Dampak dari ketidakhadiran ayah dinilai bisa menghambat tumbuhnya kepercayaan diri anak. Melalui GATI, BKKBN ingin memupuk kembali peran ayah dalam pengasuhan agar anak-anak bisa tumbuh menjadi generasi yang berkualitas.
BKKBN Kaltim tidak bekerja sendiri. Berbagai aksi diperkuat dengan menggandeng instansi terkait di tingkat provinsi hingga kabupaten/kota. Pendampingan dan penguatan kapasitas dilakukan terhadap Tim Pendamping Keluarga yang berasal dari bidan, kader KB, dan PKK.
Selain itu, BKKBN memperkuat jejaring dengan mengombinasikan Program GATI dengan Program Gerakan Ayah Asuh Cegah Stunting (Genting). Dunia usaha juga dilibatkan dalam kampanye dan pemahaman tentang pentingnya kasih sayang ayah bagi tumbuh kembang anak.
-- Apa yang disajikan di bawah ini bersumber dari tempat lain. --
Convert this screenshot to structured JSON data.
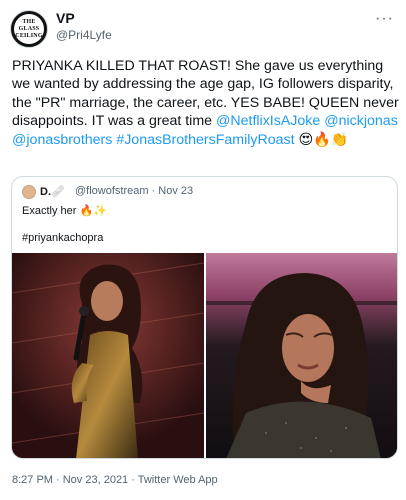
{
  "tweet": {
    "display_name": "VP",
    "handle": "@Pri4Lyfe",
    "avatar_text": [
      "THE",
      "GLASS",
      "CEILING"
    ],
    "more_label": "···",
    "text_parts": [
      {
        "type": "text",
        "value": "PRIYANKA KILLED THAT ROAST! She gave us everything we wanted by addressing the age gap, IG followers disparity, the \"PR\" marriage, the career, etc. YES BABE! QUEEN never disappoints. IT was a great time "
      },
      {
        "type": "mention",
        "value": "@NetflixIsAJoke"
      },
      {
        "type": "text",
        "value": " "
      },
      {
        "type": "mention",
        "value": "@nickjonas"
      },
      {
        "type": "text",
        "value": " "
      },
      {
        "type": "mention",
        "value": "@jonasbrothers"
      },
      {
        "type": "text",
        "value": " "
      },
      {
        "type": "mention",
        "value": "#JonasBrothersFamilyRoast"
      },
      {
        "type": "text",
        "value": " 😍🔥👏"
      }
    ],
    "timestamp": "8:27 PM · Nov 23, 2021 · Twitter Web App"
  },
  "quote": {
    "display_name": "D.🩹",
    "handle_time": "@flowofstream · Nov 23",
    "text": "Exactly her 🔥✨",
    "hashtag": "#priyankachopra"
  },
  "colors": {
    "link": "#1d9bf0",
    "secondary": "#536471",
    "border": "#cfd9de"
  }
}
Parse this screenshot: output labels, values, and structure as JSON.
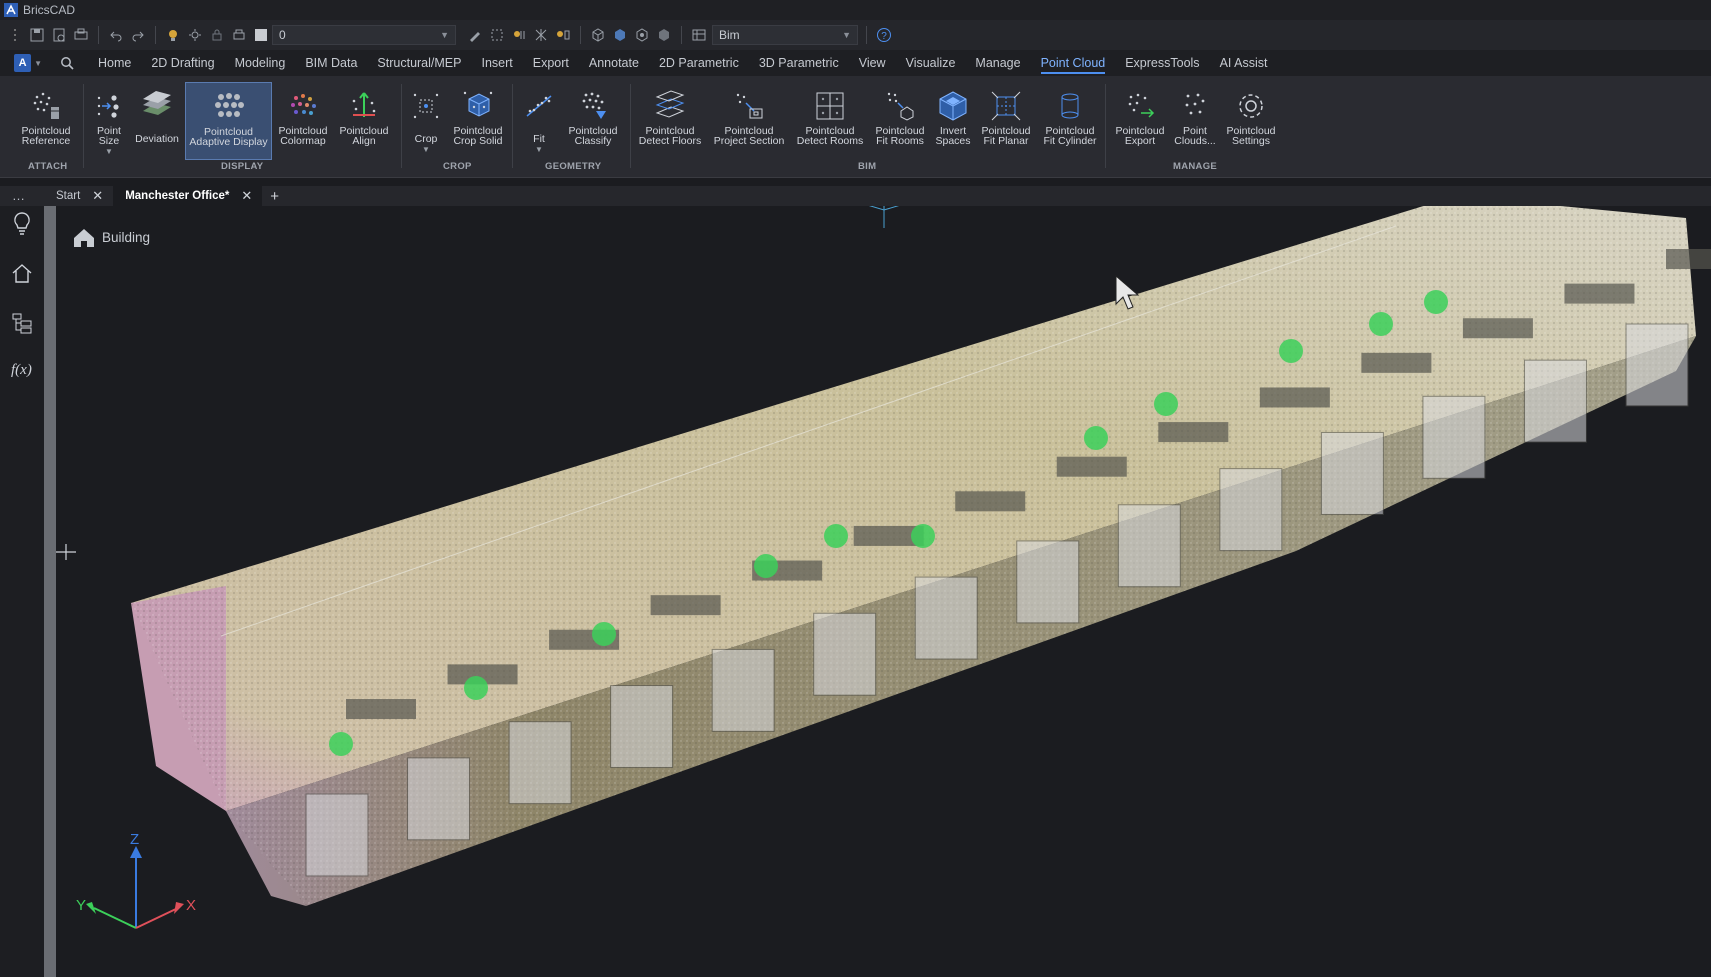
{
  "window": {
    "title": "BricsCAD"
  },
  "quick_access": {
    "layer_value": "0",
    "workspace_value": "Bim"
  },
  "menu_tabs": [
    {
      "label": "Home"
    },
    {
      "label": "2D Drafting"
    },
    {
      "label": "Modeling"
    },
    {
      "label": "BIM Data"
    },
    {
      "label": "Structural/MEP"
    },
    {
      "label": "Insert"
    },
    {
      "label": "Export"
    },
    {
      "label": "Annotate"
    },
    {
      "label": "2D Parametric"
    },
    {
      "label": "3D Parametric"
    },
    {
      "label": "View"
    },
    {
      "label": "Visualize"
    },
    {
      "label": "Manage"
    },
    {
      "label": "Point Cloud",
      "active": true
    },
    {
      "label": "ExpressTools"
    },
    {
      "label": "AI Assist"
    }
  ],
  "ribbon": {
    "groups": {
      "attach": "ATTACH",
      "display": "DISPLAY",
      "crop": "CROP",
      "geometry": "GEOMETRY",
      "bim": "BIM",
      "manage": "MANAGE"
    },
    "buttons": {
      "pointcloud_reference": "Pointcloud\nReference",
      "point_size": "Point\nSize",
      "deviation": "Deviation",
      "adaptive_display": "Pointcloud\nAdaptive Display",
      "colormap": "Pointcloud\nColormap",
      "align": "Pointcloud\nAlign",
      "crop": "Crop",
      "crop_solid": "Pointcloud\nCrop Solid",
      "fit": "Fit",
      "classify": "Pointcloud\nClassify",
      "detect_floors": "Pointcloud\nDetect Floors",
      "project_section": "Pointcloud\nProject Section",
      "detect_rooms": "Pointcloud\nDetect Rooms",
      "fit_rooms": "Pointcloud\nFit Rooms",
      "invert_spaces": "Invert\nSpaces",
      "fit_planar": "Pointcloud\nFit Planar",
      "fit_cylinder": "Pointcloud\nFit Cylinder",
      "export": "Pointcloud\nExport",
      "point_clouds": "Point\nClouds...",
      "settings": "Pointcloud\nSettings"
    }
  },
  "document_tabs": [
    {
      "label": "Start"
    },
    {
      "label": "Manchester Office*",
      "active": true
    }
  ],
  "viewport": {
    "breadcrumb": "Building",
    "axes": {
      "x": "X",
      "y": "Y",
      "z": "Z"
    }
  },
  "colors": {
    "accent": "#4d8ff0",
    "background": "#1b1c20",
    "cloud_beige": "#c9c09a",
    "cloud_pink": "#c9a3b8",
    "marker_green": "#3cd05a"
  }
}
"Dalam berbagai gerakan ini, Kemendukbangga/BKKBN Kaltim berperan sebagai fasilitator, pendamping, penghubung, dan penggerak agar GATI berjalan efektif, terukur, dan berkelanjutan," ujar Sunarto.
Dari 10 kabupaten/kota di Kaltim, capaian tertinggi diraih Kabupaten Berau yang sudah merekrut 1.082 orang dari target 1.265 orang atau 85,53 persen. Kutai Barat juga mencatatkan angka impresif dengan 620 orang dari target 758 orang atau 81,79 persen.
Berikut rincian capaian program GATI per daerah hingga Mei 2026:
Sunarto optimistis target nasional di Kaltim pada 2026 bisa tercapai. Ia berharap seluruh pemangku kepentingan terus memperkuat sinergi agar gerakan ayah teladan bisa menjangkau lebih banyak keluarga di pelosok Kalimantan Timur.